A college city called his name, the hum of human throng,
Where people spoke of meaning more than money, fame, or mail.
There, books became his quiet balm—he learned the mind’s design,
That wounded hearts constrict themselves, repeating what they know.


He saw his parents mirrored then, their fear was also mine,
A curse in need of breaking, if one dared to let it go.
In lecture halls, he met his ghosts in Freud and Maslow’s word,
In classmates’ eyes he saw himself with empathy renewed.
The truth was simple, yet profound—the past could be deferred,


But not denied: to heal, one must confront what once was crude.
One late night by the river’s edge, his thoughts became a prayer,
Not to some god beyond the sky, but something deep within.

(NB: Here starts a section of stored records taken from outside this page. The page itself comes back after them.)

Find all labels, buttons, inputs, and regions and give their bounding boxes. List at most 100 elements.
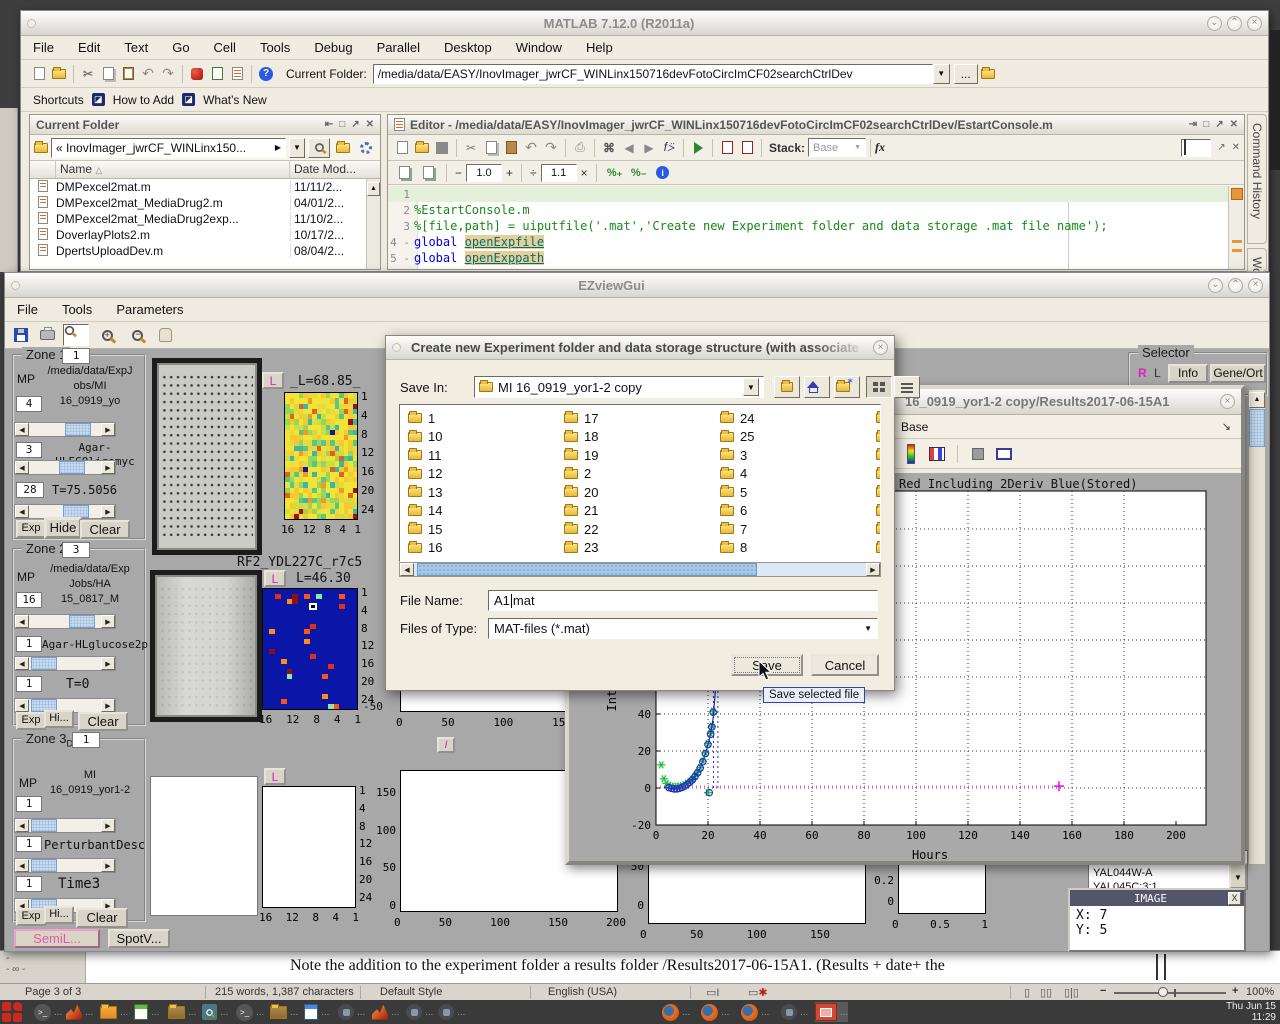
matlab-menu-desktop[interactable]: Desktop (444, 40, 492, 55)
zoom-slider[interactable] (1114, 992, 1226, 994)
multi-page-view-icon[interactable]: ▯▯ (1040, 986, 1052, 999)
results-scrollbar[interactable]: ▲ (1248, 389, 1266, 865)
legend-icon[interactable] (928, 446, 946, 462)
current-folder-input[interactable]: /media/data/EASY/InovImager_jwrCF_WINLin… (373, 64, 933, 84)
col-date[interactable]: Date Mod... (290, 161, 366, 178)
up-folder-icon[interactable] (979, 66, 997, 82)
book-view-icon[interactable]: ▯|▯ (1064, 986, 1079, 999)
folder-dropdown-icon[interactable]: ▼ (933, 64, 950, 84)
dialog-folder-item[interactable]: 17 (556, 409, 712, 428)
taskbar-item-calc[interactable]: ... (134, 1002, 159, 1022)
ezview-menu-file[interactable]: File (17, 302, 38, 317)
undo-icon[interactable]: ↶ (139, 66, 157, 82)
taskbar-item-logo[interactable] (2, 1002, 22, 1022)
dialog-folder-item[interactable]: 20 (556, 483, 712, 502)
matlab-menu-debug[interactable]: Debug (314, 40, 352, 55)
page-indicator[interactable]: Page 3 of 3 (25, 986, 81, 998)
dialog-folder-item[interactable]: 19 (556, 446, 712, 465)
close-icon[interactable]: X (1228, 892, 1241, 905)
code-line[interactable]: 5 -global openExppath (388, 250, 1228, 266)
editor-header[interactable]: Editor - /media/data/EASY/InovImager_jwr… (388, 115, 1244, 135)
zone1-l-button[interactable]: L (262, 372, 284, 389)
next-cell-icon[interactable] (419, 165, 437, 181)
zone3-pert-field[interactable]: 1 (16, 836, 42, 852)
taskbar-item-firefox[interactable]: ... (662, 1002, 690, 1022)
insert-mode-icon[interactable]: ▭I (706, 986, 719, 999)
results-stack-value[interactable]: Base (901, 420, 928, 434)
dialog-folder-item[interactable]: 24 (712, 409, 868, 428)
maximize-panel-icon[interactable]: □ (339, 119, 345, 130)
dialog-folder-item[interactable] (868, 502, 881, 521)
taskbar-item-matlab[interactable]: ... (66, 1002, 93, 1022)
taskbar-item-matlab[interactable]: ... (372, 1002, 399, 1022)
actions-gear-icon[interactable] (357, 140, 375, 156)
dialog-folder-item[interactable]: 10 (400, 428, 556, 447)
print-icon[interactable] (38, 327, 56, 343)
taskbar-item-app[interactable]: ... (338, 1002, 365, 1022)
matlab-menu-edit[interactable]: Edit (78, 40, 100, 55)
profiler-icon[interactable] (228, 66, 246, 82)
zone2-media-field[interactable]: 1 (16, 636, 42, 652)
dock-icon[interactable]: ⇤ (325, 119, 333, 130)
ezview-menu-tools[interactable]: Tools (62, 302, 92, 317)
dialog-folder-item[interactable]: 16 (400, 539, 556, 558)
back-icon[interactable]: ◀ (620, 140, 638, 156)
dialog-folder-item[interactable]: 6 (712, 502, 868, 521)
editor-scrollbar[interactable] (1228, 186, 1244, 269)
zoom-in-icon[interactable]: + (1232, 985, 1238, 997)
zoom-out-icon[interactable]: − (1100, 985, 1106, 997)
code-line[interactable]: 1 (388, 186, 1228, 202)
zone1-plate-image[interactable] (152, 358, 262, 555)
tab-workspace[interactable]: Worksp (1247, 248, 1267, 272)
info-icon[interactable]: i (654, 165, 672, 181)
forward-icon[interactable]: ▶ (640, 140, 658, 156)
zone1-slider-2[interactable]: ◀▶ (14, 460, 116, 475)
zone3-plate-plot[interactable] (150, 776, 258, 916)
dialog-folder-item[interactable]: 14 (400, 502, 556, 521)
up-one-folder-icon[interactable] (334, 140, 352, 156)
zoom-in-field[interactable]: 1.1 (541, 164, 577, 182)
address-bar[interactable]: « InovImager_jwrCF_WINLinx150...▶ (51, 138, 286, 158)
dialog-folder-item[interactable]: 8 (712, 539, 868, 558)
writer-document[interactable]: -- ∞ - Note the addition to the experime… (0, 950, 1280, 983)
close-icon[interactable]: × (1248, 278, 1263, 293)
taskbar-item-term[interactable]: >_... (34, 1002, 62, 1022)
dialog-folder-item[interactable] (868, 465, 881, 484)
simulink-icon[interactable] (188, 66, 206, 82)
axes-box-icon[interactable] (995, 446, 1013, 462)
file-row[interactable]: DoverlayPlots2.m10/17/2... (30, 227, 366, 243)
taskbar-item-app[interactable]: ... (406, 1002, 433, 1022)
folder-scrollbar[interactable]: ▲ (366, 179, 380, 269)
dialog-folder-item[interactable] (868, 446, 881, 465)
bookmark-icon[interactable]: ▭✱ (748, 986, 768, 999)
taskbar-item-folder-brown[interactable]: ... (270, 1002, 298, 1022)
increase-icon[interactable]: + (506, 166, 513, 180)
window-menu-icon[interactable] (27, 19, 36, 28)
window-menu-icon[interactable] (392, 343, 401, 352)
zone1-slider-1[interactable]: ◀▶ (14, 422, 116, 437)
fx-icon[interactable]: fx (875, 140, 885, 155)
zone2-num-field[interactable]: 3 (62, 542, 90, 558)
dialog-folder-item[interactable]: 22 (556, 520, 712, 539)
single-page-view-icon[interactable]: ▯ (1024, 986, 1030, 999)
matlab-titlebar[interactable]: MATLAB 7.12.0 (R2011a) ⌄ ⌃ × (21, 11, 1268, 36)
dialog-folder-item[interactable]: 5 (712, 483, 868, 502)
undock-icon[interactable]: ↗ (351, 119, 359, 130)
dialog-folder-item[interactable]: 18 (556, 428, 712, 447)
zone2-heatmap[interactable] (262, 588, 358, 710)
image-panel-titlebar[interactable]: IMAGE X (1070, 890, 1244, 906)
new-icon[interactable] (393, 140, 411, 156)
save-icon[interactable] (433, 140, 451, 156)
help-icon[interactable]: ? (257, 66, 275, 82)
close-icon[interactable]: × (1220, 394, 1235, 409)
matlab-menu-help[interactable]: Help (586, 40, 613, 55)
paste-icon[interactable] (119, 66, 137, 82)
view-mode-dropdown[interactable] (1181, 139, 1211, 157)
dialog-folder-item[interactable]: 15 (400, 520, 556, 539)
code-area[interactable]: 12%EstartConsole.m3%[file,path] = uiputf… (388, 186, 1228, 269)
language-selector[interactable]: English (USA) (548, 986, 617, 998)
folder-list[interactable]: 1101112131415161718192202122232425345678 (399, 404, 881, 562)
semilog-button[interactable]: SemiL... (14, 929, 100, 948)
dialog-folder-item[interactable]: 12 (400, 465, 556, 484)
colorbar-icon[interactable] (902, 446, 920, 462)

He whispered thanks for every hurt that sculpted him aware,
For only through his fracture could he grow beyond his skin.
He started calling friends again, though trust came slow and odd,
Began to hear his mother’s tears, not as a form of blame.
Forgiveness came like gentle rain from some forgiving god,


Or maybe from that hidden place where love and logic came.
Through understanding, Dane rebuilt the house he’d burned before,
With windows wide to let in air, not walls to shut out pain.
He learned that strength was not the fist but opening the door,
To let compassion find its way through every loss and gain.
Now when he speaks, his words are scarred, but tender at the seam,


He tells the young that desperation isn’t just despair.
It’s sometimes the great crack that lets through a deeper dream,
The place where broken boys become the men who finally care.
For Dane, the past still whispers soft, but doesn’t hold his hand,
He knows that love is learned, not found, through patience more than pride.


From wounded child to thinking man, he’s come to understand—
That pain, when faced, transforms to peace no rage can ever hide.